In 2004, MxPx (Magnified Plaid) released a small, 5-song EP that featured acoustic renditions of older songs, as well as a few new cuts. The AC EP showed the slower side of a band many had come to know for their upbeat pop/punk tunes.
The small album opens with "Grey Skies Turn Blue." The actual version of this song can be found on MxPx's Panic CD which released after this, but that version seems altogether lacking after hearing this acoustic version. On here, the song sounds more introspective and heartfelt, perhaps something that is hard to convey with the band's usual sound. The song does not lose its upbeat feeling here, but it's slightly more relaxed.
Up next is a brand new original, "Silver Screen." This is the kind of song that would be interesting to see how it would have been done if it was handled with an electric guitar, but that is not to say this is a bad track. It has everything one could ask for in an MxPx song: witty lyrics, Mike's genuine vocal stylings, and a heavy emphasis on relationships. With lyrics like "What have I done as I'm holding the gun? / I've murdered this love now I'm on the run," you can't help but chuckle at the band's clever metaphor.

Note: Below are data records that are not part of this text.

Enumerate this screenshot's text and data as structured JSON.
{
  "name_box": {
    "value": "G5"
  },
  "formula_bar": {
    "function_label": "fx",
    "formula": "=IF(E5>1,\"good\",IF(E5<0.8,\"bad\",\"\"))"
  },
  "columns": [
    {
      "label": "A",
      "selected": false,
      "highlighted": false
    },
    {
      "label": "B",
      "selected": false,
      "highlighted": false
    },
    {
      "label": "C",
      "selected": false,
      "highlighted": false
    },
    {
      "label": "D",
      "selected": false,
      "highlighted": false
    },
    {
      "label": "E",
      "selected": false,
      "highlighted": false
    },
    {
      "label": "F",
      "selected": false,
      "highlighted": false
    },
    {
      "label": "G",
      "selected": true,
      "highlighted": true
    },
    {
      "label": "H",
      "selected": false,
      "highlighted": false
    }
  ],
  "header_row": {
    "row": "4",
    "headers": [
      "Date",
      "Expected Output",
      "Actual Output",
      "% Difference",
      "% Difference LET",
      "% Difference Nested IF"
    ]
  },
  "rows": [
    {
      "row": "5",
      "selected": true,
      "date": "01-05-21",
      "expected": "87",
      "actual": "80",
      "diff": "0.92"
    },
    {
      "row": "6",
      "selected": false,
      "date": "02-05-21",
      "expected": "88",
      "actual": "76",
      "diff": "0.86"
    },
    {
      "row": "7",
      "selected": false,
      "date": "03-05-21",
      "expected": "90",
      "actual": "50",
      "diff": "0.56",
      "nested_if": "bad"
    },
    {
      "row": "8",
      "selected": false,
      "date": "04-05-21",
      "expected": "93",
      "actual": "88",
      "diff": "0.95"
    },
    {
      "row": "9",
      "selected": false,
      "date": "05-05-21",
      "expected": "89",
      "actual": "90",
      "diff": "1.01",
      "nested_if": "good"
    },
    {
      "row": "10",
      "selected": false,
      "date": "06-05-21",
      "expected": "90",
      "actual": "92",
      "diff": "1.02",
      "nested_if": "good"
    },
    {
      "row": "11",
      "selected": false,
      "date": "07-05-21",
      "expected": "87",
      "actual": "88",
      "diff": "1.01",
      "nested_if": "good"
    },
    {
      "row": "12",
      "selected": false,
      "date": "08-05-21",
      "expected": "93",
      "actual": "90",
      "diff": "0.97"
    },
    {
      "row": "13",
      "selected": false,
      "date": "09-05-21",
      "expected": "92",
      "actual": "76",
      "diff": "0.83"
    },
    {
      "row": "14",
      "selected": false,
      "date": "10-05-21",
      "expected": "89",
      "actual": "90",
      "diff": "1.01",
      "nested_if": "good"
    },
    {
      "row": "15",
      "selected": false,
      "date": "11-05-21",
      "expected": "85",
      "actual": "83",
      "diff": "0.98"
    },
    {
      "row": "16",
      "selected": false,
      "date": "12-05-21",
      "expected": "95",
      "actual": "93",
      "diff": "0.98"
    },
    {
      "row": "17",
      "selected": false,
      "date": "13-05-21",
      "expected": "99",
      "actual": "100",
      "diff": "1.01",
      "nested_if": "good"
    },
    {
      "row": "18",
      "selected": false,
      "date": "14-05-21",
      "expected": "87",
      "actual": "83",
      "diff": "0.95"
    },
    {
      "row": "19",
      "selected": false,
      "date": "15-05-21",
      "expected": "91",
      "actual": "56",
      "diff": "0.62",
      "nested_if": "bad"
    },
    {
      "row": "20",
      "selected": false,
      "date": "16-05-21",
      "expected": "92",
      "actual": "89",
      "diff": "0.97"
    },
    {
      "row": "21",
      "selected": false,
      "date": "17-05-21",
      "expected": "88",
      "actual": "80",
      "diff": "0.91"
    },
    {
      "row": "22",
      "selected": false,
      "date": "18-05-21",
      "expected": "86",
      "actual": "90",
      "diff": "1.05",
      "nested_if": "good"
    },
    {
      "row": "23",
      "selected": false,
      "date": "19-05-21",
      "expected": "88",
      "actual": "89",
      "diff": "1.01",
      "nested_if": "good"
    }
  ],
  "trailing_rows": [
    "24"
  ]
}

"Invitation to Understanding" follows next, originally a cut off of their Slowly Going the Way of the Buffalo record. Even though that version was a very successful single, its tempo seemed to take away from the song. For most of the version as it is found here, a single acoustic guitar carries the tune, and does a better job perhaps than when the song was recorded earlier. The song has so much more meaning when it is handled this way. Listening to this version makes you wonder what would happen if MxPx did this for more of their songs.
Just a minute and a half in length, "Where Will We Go" quickly precedes the album's closer, "Quit Your Life." "Where Will We Go" is a new song not previously released, but it serves as a perfect transition from "Invitation to Understanding" to "Quit Your Life." "Quit Your Life" is a stripped down version of the original found on Before Everything and After. Though the original was stripped down already, this new version takes it even further, making it all the more personal. It would be easy to throw out the original version, because this one outclasses it in every way.
Though short, this album is a great example of how songs can change meaning and have a bigger impression simply by stripping them down. Many bands put out acoustic recordings, but perhaps not all of them have gone so far away from the originals as MxPx has gone here. MxPx has been around for awhile, but this short CD might be one of their best releases yet.